Выпила только Шульте, да и то через силу. Дети еще не вернулись с поисков крестинных денег, а Лена и Густав уже знали, что на дороге не потеряно было и пфеннига.
— Подарить мне нечего, — прошептала управительша. — После обмолота муж пришлет вам мешочек корма для кур. А деньги — это так безлично.
— Вы, конечно, удивитесь, что мы ничего вам не дарим, — сказала лавочница и улыбнулась. — Не все можется, чего хочется. Но мы списали все ваши долги. Так что теперь за вами ничего.
— Я, к сожалению, могла подарить вам только пять марок, — как мышь пропищала учительша и слегка пошатнулась. — Ведь надо же еще дожить до первого числа.
Эльзбет с пятью крестинными марками побежала в Шлейфмюле за мукой для блинчиков, сахаром и чуточкой шнапса для разочарованного, ах, еще как разочарованного Густава.
Под вечер на сковороде с длинной ручкой скворчали блинчики. Густав пытался заткнуть голодные детские рты. Всякий раз, как он сбрасывал со сковороды очередной золотисто-желтый блин, дети тут же рвали его на шесть частей и заглатывали. В горнице Шульте орала частушки. Да еще стучала при этом кулаками по столу. Кофейные чашки дребезжали.

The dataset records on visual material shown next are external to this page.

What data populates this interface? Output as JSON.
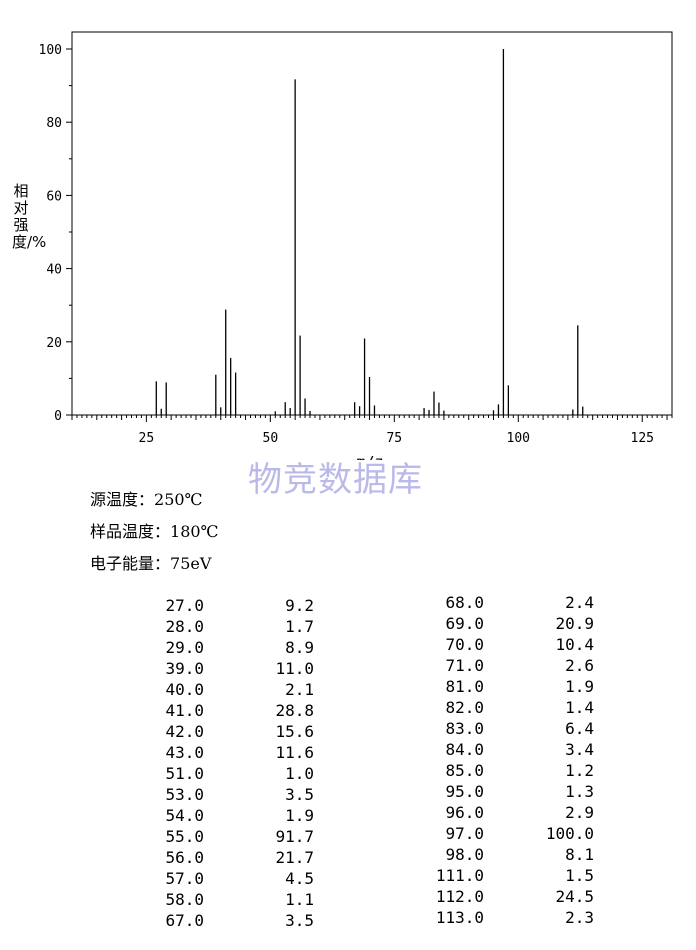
{
  "watermark": "物竞数据库",
  "conditions": [
    {
      "label": "源温度：",
      "value": "250℃"
    },
    {
      "label": "样品温度：",
      "value": "180℃"
    },
    {
      "label": "电子能量：",
      "value": "75eV"
    }
  ],
  "chart_data": {
    "type": "bar",
    "xlabel": "m/z",
    "ylabel": "相对强度/%",
    "xlim": [
      10,
      131
    ],
    "ylim": [
      0,
      100
    ],
    "xticks": [
      25,
      50,
      75,
      100,
      125
    ],
    "yticks": [
      0,
      20,
      40,
      60,
      80,
      100
    ],
    "grid": false,
    "x": [
      27,
      28,
      29,
      39,
      40,
      41,
      42,
      43,
      51,
      53,
      54,
      55,
      56,
      57,
      58,
      67,
      68,
      69,
      70,
      71,
      81,
      82,
      83,
      84,
      85,
      95,
      96,
      97,
      98,
      111,
      112,
      113
    ],
    "values": [
      9.2,
      1.7,
      8.9,
      11.0,
      2.1,
      28.8,
      15.6,
      11.6,
      1.0,
      3.5,
      1.9,
      91.7,
      21.7,
      4.5,
      1.1,
      3.5,
      2.4,
      20.9,
      10.4,
      2.6,
      1.9,
      1.4,
      6.4,
      3.4,
      1.2,
      1.3,
      2.9,
      100.0,
      8.1,
      1.5,
      24.5,
      2.3
    ]
  },
  "peak_table": {
    "left": [
      {
        "mz": "27.0",
        "abundance": "9.2"
      },
      {
        "mz": "28.0",
        "abundance": "1.7"
      },
      {
        "mz": "29.0",
        "abundance": "8.9"
      },
      {
        "mz": "39.0",
        "abundance": "11.0"
      },
      {
        "mz": "40.0",
        "abundance": "2.1"
      },
      {
        "mz": "41.0",
        "abundance": "28.8"
      },
      {
        "mz": "42.0",
        "abundance": "15.6"
      },
      {
        "mz": "43.0",
        "abundance": "11.6"
      },
      {
        "mz": "51.0",
        "abundance": "1.0"
      },
      {
        "mz": "53.0",
        "abundance": "3.5"
      },
      {
        "mz": "54.0",
        "abundance": "1.9"
      },
      {
        "mz": "55.0",
        "abundance": "91.7"
      },
      {
        "mz": "56.0",
        "abundance": "21.7"
      },
      {
        "mz": "57.0",
        "abundance": "4.5"
      },
      {
        "mz": "58.0",
        "abundance": "1.1"
      },
      {
        "mz": "67.0",
        "abundance": "3.5"
      }
    ],
    "right": [
      {
        "mz": "68.0",
        "abundance": "2.4"
      },
      {
        "mz": "69.0",
        "abundance": "20.9"
      },
      {
        "mz": "70.0",
        "abundance": "10.4"
      },
      {
        "mz": "71.0",
        "abundance": "2.6"
      },
      {
        "mz": "81.0",
        "abundance": "1.9"
      },
      {
        "mz": "82.0",
        "abundance": "1.4"
      },
      {
        "mz": "83.0",
        "abundance": "6.4"
      },
      {
        "mz": "84.0",
        "abundance": "3.4"
      },
      {
        "mz": "85.0",
        "abundance": "1.2"
      },
      {
        "mz": "95.0",
        "abundance": "1.3"
      },
      {
        "mz": "96.0",
        "abundance": "2.9"
      },
      {
        "mz": "97.0",
        "abundance": "100.0"
      },
      {
        "mz": "98.0",
        "abundance": "8.1"
      },
      {
        "mz": "111.0",
        "abundance": "1.5"
      },
      {
        "mz": "112.0",
        "abundance": "24.5"
      },
      {
        "mz": "113.0",
        "abundance": "2.3"
      }
    ]
  }
}
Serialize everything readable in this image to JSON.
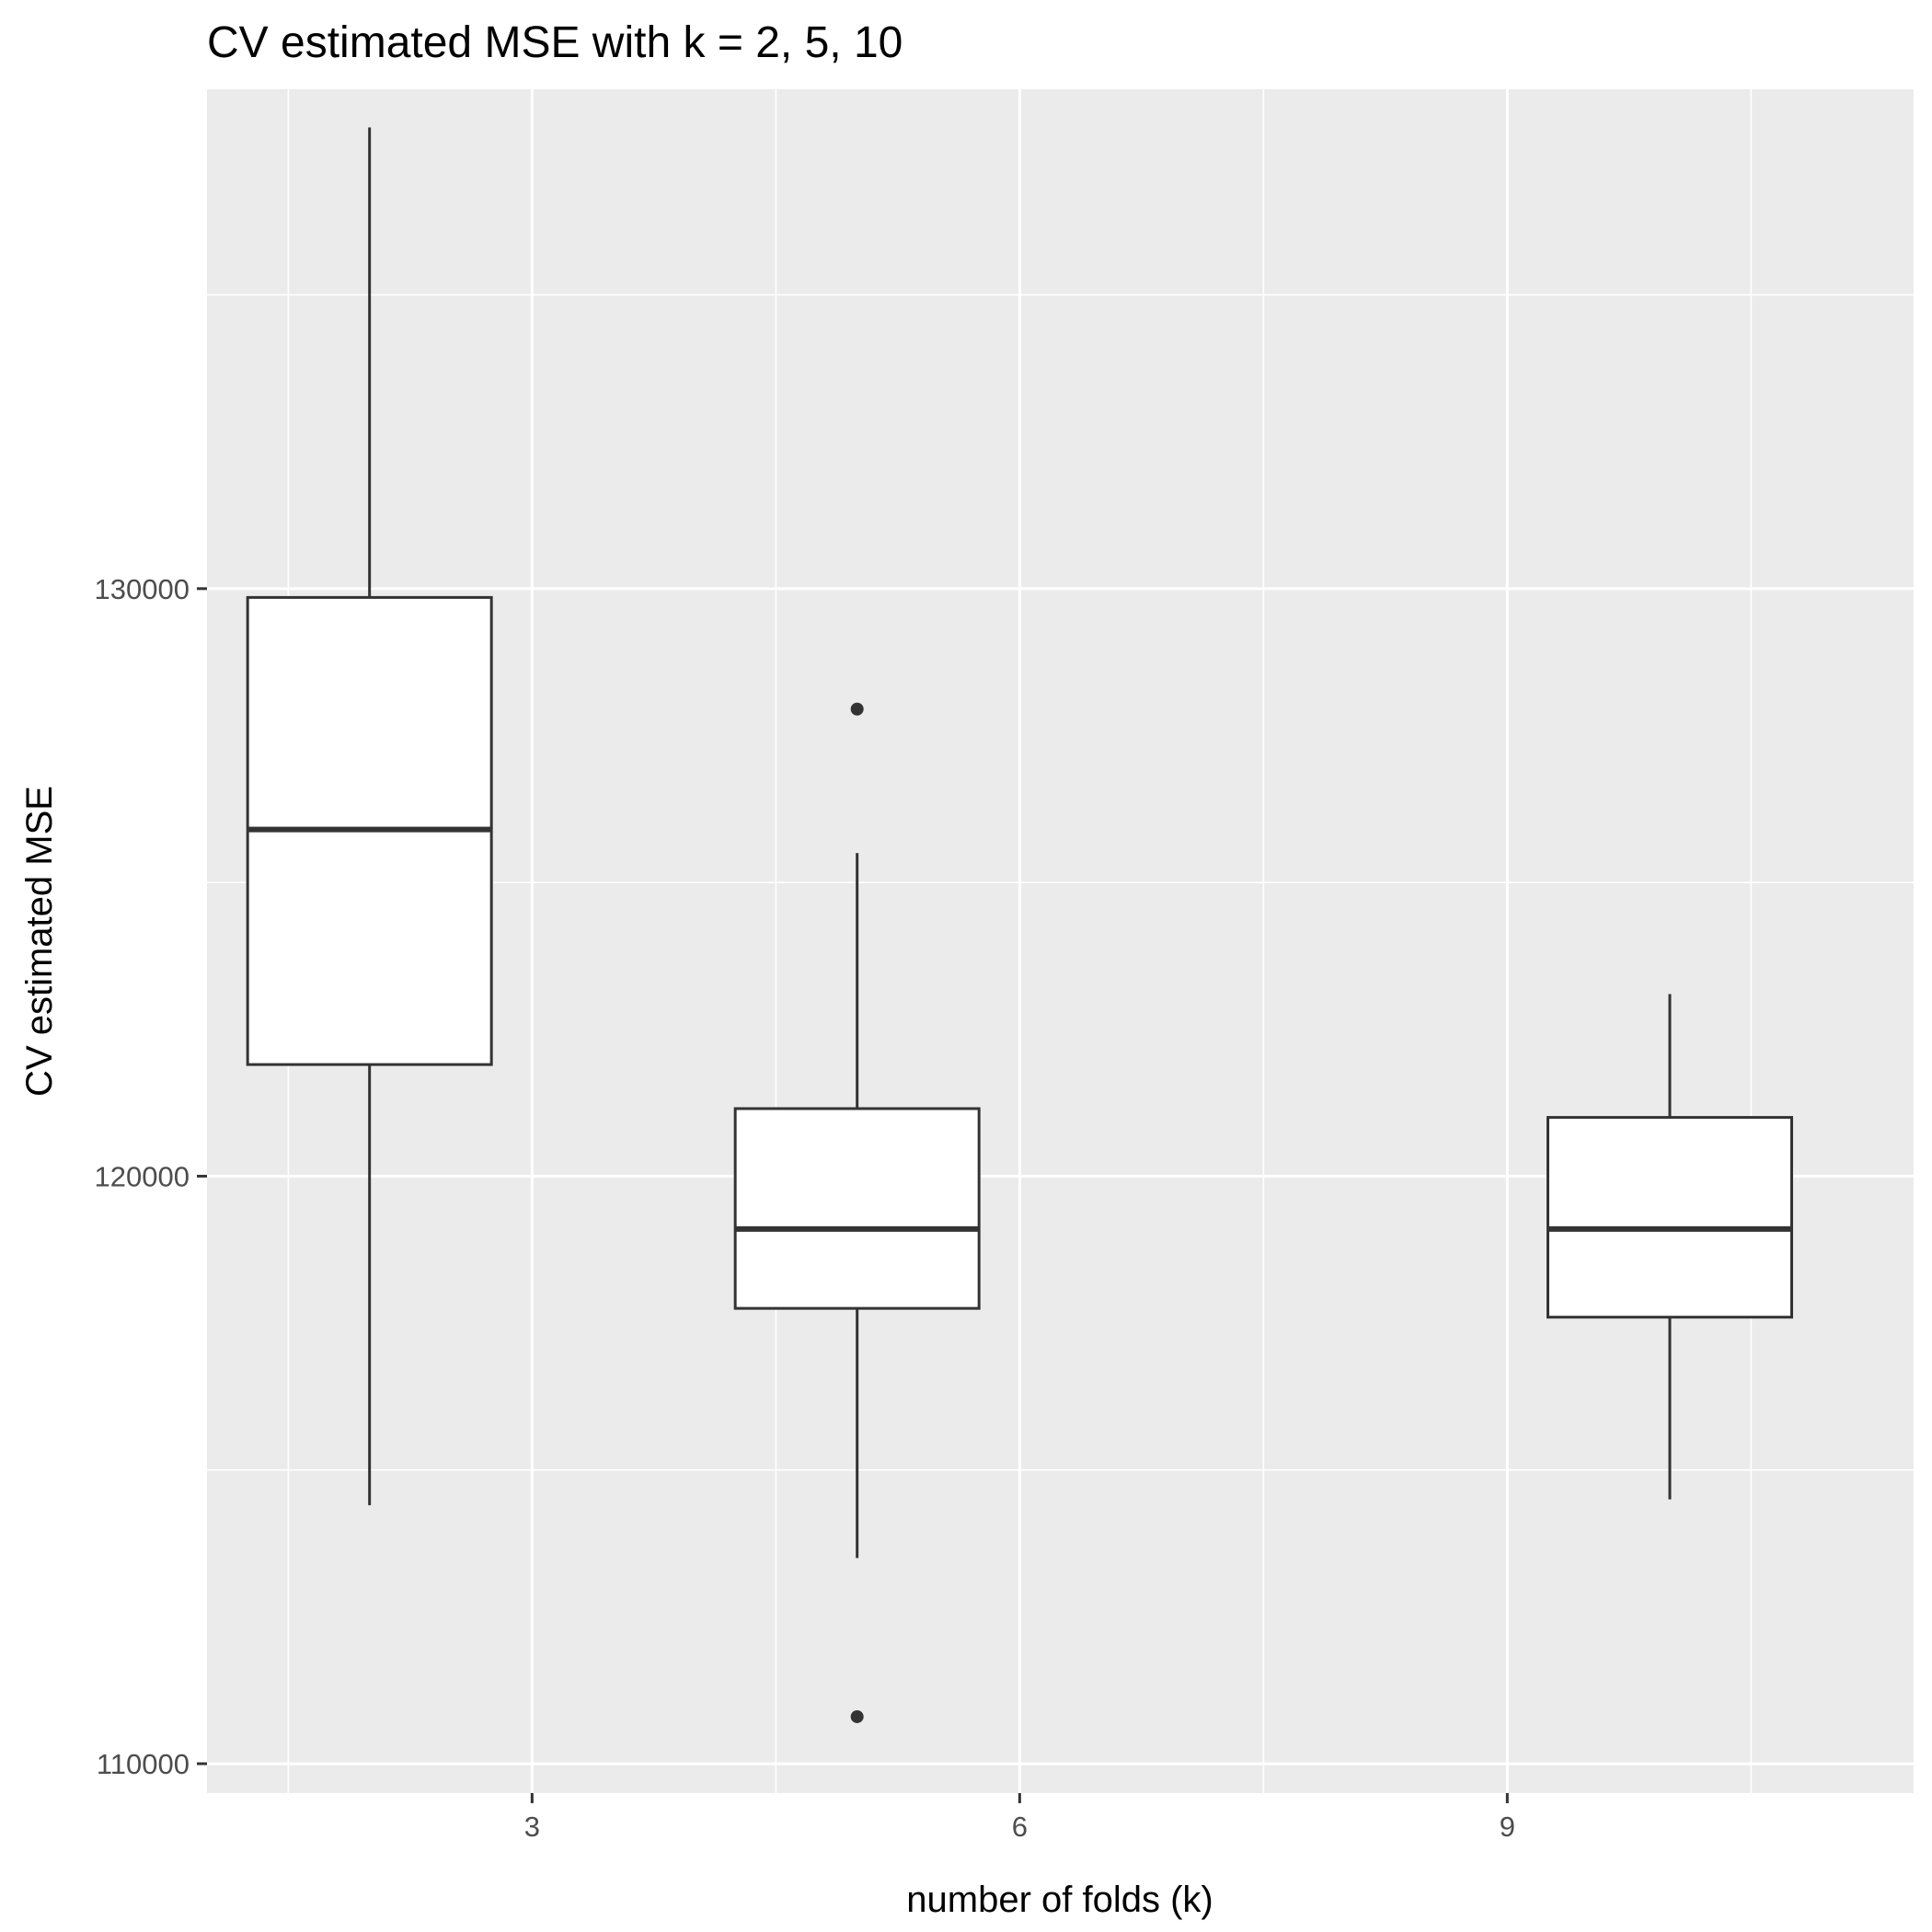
{
  "chart_data": {
    "type": "boxplot",
    "title": "CV estimated MSE with k = 2, 5, 10",
    "xlabel": "number of folds (k)",
    "ylabel": "CV estimated MSE",
    "xlim": [
      1.0,
      11.5
    ],
    "ylim": [
      109500,
      138500
    ],
    "x_ticks": [
      3,
      6,
      9
    ],
    "x_tick_labels": [
      "3",
      "6",
      "9"
    ],
    "y_ticks": [
      110000,
      120000,
      130000
    ],
    "y_tick_labels": [
      "110000",
      "120000",
      "130000"
    ],
    "x_minor_ticks": [
      1.5,
      4.5,
      7.5,
      10.5
    ],
    "y_minor_ticks": [
      115000,
      125000,
      135000
    ],
    "box_width": 1.5,
    "grid": true,
    "panel_background": "#ebebeb",
    "grid_color": "#ffffff",
    "box_fill": "#ffffff",
    "box_line_color": "#333333",
    "boxes": [
      {
        "x": 2,
        "whisker_low": 114400,
        "q1": 121900,
        "median": 125900,
        "q3": 129850,
        "whisker_high": 137850,
        "outliers": []
      },
      {
        "x": 5,
        "whisker_low": 113500,
        "q1": 117750,
        "median": 119100,
        "q3": 121150,
        "whisker_high": 125500,
        "outliers": [
          127950,
          110800
        ]
      },
      {
        "x": 10,
        "whisker_low": 114500,
        "q1": 117600,
        "median": 119100,
        "q3": 121000,
        "whisker_high": 123100,
        "outliers": []
      }
    ]
  }
}
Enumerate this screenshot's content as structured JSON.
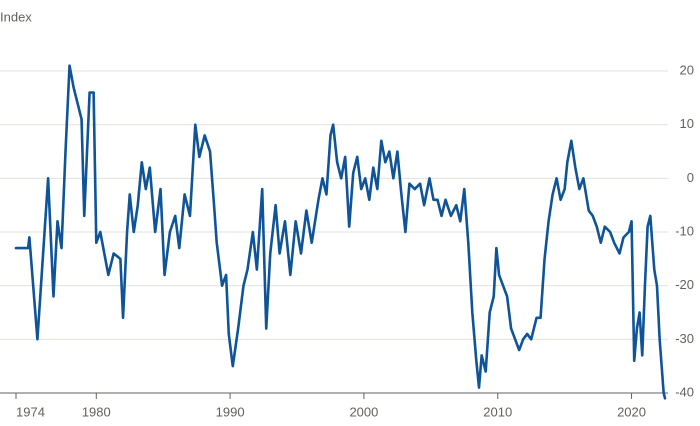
{
  "chart_data": {
    "type": "line",
    "title": "Index",
    "x": [
      1974.0,
      1974.9,
      1975.0,
      1975.6,
      1976.0,
      1976.4,
      1976.8,
      1977.1,
      1977.4,
      1977.7,
      1978.0,
      1978.3,
      1978.6,
      1978.9,
      1979.1,
      1979.5,
      1979.8,
      1980.0,
      1980.3,
      1980.9,
      1981.3,
      1981.8,
      1982.0,
      1982.3,
      1982.5,
      1982.8,
      1983.1,
      1983.4,
      1983.7,
      1984.0,
      1984.4,
      1984.8,
      1985.1,
      1985.5,
      1985.9,
      1986.2,
      1986.6,
      1987.0,
      1987.4,
      1987.7,
      1988.1,
      1988.5,
      1988.8,
      1989.0,
      1989.4,
      1989.7,
      1989.9,
      1990.2,
      1990.6,
      1991.0,
      1991.3,
      1991.7,
      1992.0,
      1992.4,
      1992.7,
      1993.0,
      1993.4,
      1993.7,
      1994.1,
      1994.5,
      1994.9,
      1995.3,
      1995.7,
      1996.1,
      1996.6,
      1996.9,
      1997.2,
      1997.5,
      1997.7,
      1998.0,
      1998.3,
      1998.6,
      1998.9,
      1999.2,
      1999.5,
      1999.8,
      2000.1,
      2000.4,
      2000.7,
      2001.0,
      2001.3,
      2001.6,
      2001.9,
      2002.2,
      2002.5,
      2002.8,
      2003.1,
      2003.4,
      2003.8,
      2004.2,
      2004.5,
      2004.9,
      2005.2,
      2005.5,
      2005.8,
      2006.1,
      2006.5,
      2006.9,
      2007.2,
      2007.5,
      2007.8,
      2008.1,
      2008.4,
      2008.6,
      2008.8,
      2009.1,
      2009.4,
      2009.7,
      2009.9,
      2010.1,
      2010.4,
      2010.7,
      2011.0,
      2011.3,
      2011.6,
      2011.9,
      2012.2,
      2012.5,
      2012.9,
      2013.2,
      2013.5,
      2013.8,
      2014.1,
      2014.4,
      2014.7,
      2015.0,
      2015.2,
      2015.5,
      2015.8,
      2016.1,
      2016.4,
      2016.6,
      2016.8,
      2017.1,
      2017.4,
      2017.7,
      2018.0,
      2018.4,
      2018.7,
      2019.1,
      2019.4,
      2019.8,
      2020.0,
      2020.2,
      2020.4,
      2020.6,
      2020.8,
      2021.0,
      2021.2,
      2021.4,
      2021.7,
      2021.9,
      2022.1,
      2022.4,
      2022.5
    ],
    "series": [
      {
        "name": "Index",
        "color": "#0f5499",
        "values": [
          -13,
          -13,
          -11,
          -30,
          -15,
          0,
          -22,
          -8,
          -13,
          5,
          21,
          17,
          14,
          11,
          -7,
          16,
          16,
          -12,
          -10,
          -18,
          -14,
          -15,
          -26,
          -10,
          -3,
          -10,
          -5,
          3,
          -2,
          2,
          -10,
          -2,
          -18,
          -10,
          -7,
          -13,
          -3,
          -7,
          10,
          4,
          8,
          5,
          -5,
          -12,
          -20,
          -18,
          -29,
          -35,
          -28,
          -20,
          -17,
          -10,
          -17,
          -2,
          -28,
          -14,
          -5,
          -14,
          -8,
          -18,
          -8,
          -14,
          -6,
          -12,
          -4,
          0,
          -3,
          8,
          10,
          3,
          0,
          4,
          -9,
          1,
          4,
          -2,
          0,
          -4,
          2,
          -2,
          7,
          3,
          5,
          0,
          5,
          -3,
          -10,
          -1,
          -2,
          -1,
          -5,
          0,
          -4,
          -4,
          -7,
          -4,
          -7,
          -5,
          -8,
          -2,
          -12,
          -25,
          -34,
          -39,
          -33,
          -36,
          -25,
          -22,
          -13,
          -18,
          -20,
          -22,
          -28,
          -30,
          -32,
          -30,
          -29,
          -30,
          -26,
          -26,
          -15,
          -8,
          -3,
          0,
          -4,
          -2,
          3,
          7,
          2,
          -2,
          0,
          -3,
          -6,
          -7,
          -9,
          -12,
          -9,
          -10,
          -12,
          -14,
          -11,
          -10,
          -8,
          -34,
          -28,
          -25,
          -33,
          -20,
          -9,
          -7,
          -17,
          -20,
          -30,
          -40,
          -41
        ]
      }
    ],
    "xlim": [
      1974,
      2022.5
    ],
    "xticks": [
      1974,
      1980,
      1990,
      2000,
      2010,
      2020
    ],
    "ylim": [
      -42,
      22
    ],
    "yticks": [
      20,
      10,
      0,
      -10,
      -20,
      -30,
      -40
    ],
    "grid": true
  }
}
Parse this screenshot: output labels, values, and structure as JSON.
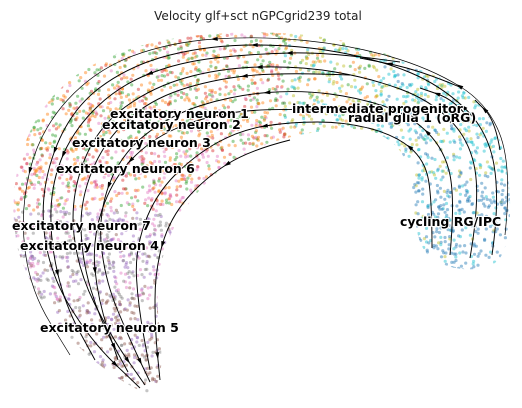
{
  "chart_data": {
    "type": "scatter",
    "title": "Velocity glf+sct nGPCgrid239 total",
    "embedding": "umap",
    "arrows": "streamlines",
    "axes_visible": false,
    "grid": false,
    "legend": "on data",
    "clusters": [
      {
        "name": "cycling RG/IPC",
        "color": "#1f77b4"
      },
      {
        "name": "radial glia 1 (oRG)",
        "color": "#17becf"
      },
      {
        "name": "intermediate progenitor",
        "color": "#bcbd22"
      },
      {
        "name": "excitatory neuron 1",
        "color": "#ff7f0e"
      },
      {
        "name": "excitatory neuron 2",
        "color": "#2ca02c"
      },
      {
        "name": "excitatory neuron 3",
        "color": "#d62728"
      },
      {
        "name": "excitatory neuron 6",
        "color": "#e377c2"
      },
      {
        "name": "excitatory neuron 7",
        "color": "#7f7f7f"
      },
      {
        "name": "excitatory neuron 4",
        "color": "#9467bd"
      },
      {
        "name": "excitatory neuron 5",
        "color": "#8c564b"
      }
    ]
  }
}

Пирог был черничный, да съели его,должно быть, и рот посинел оттого.Охохонюшки, охохошеньки, ох-ох-ох…
Лена разрезала последний черничный пирог. Смеркалось. В кухне все еще скворчали блинчики. Запах пригорелого масла заполнил весь маленький дом. Заявились двое мужчин: лавочник и учитель пришли за своими женами.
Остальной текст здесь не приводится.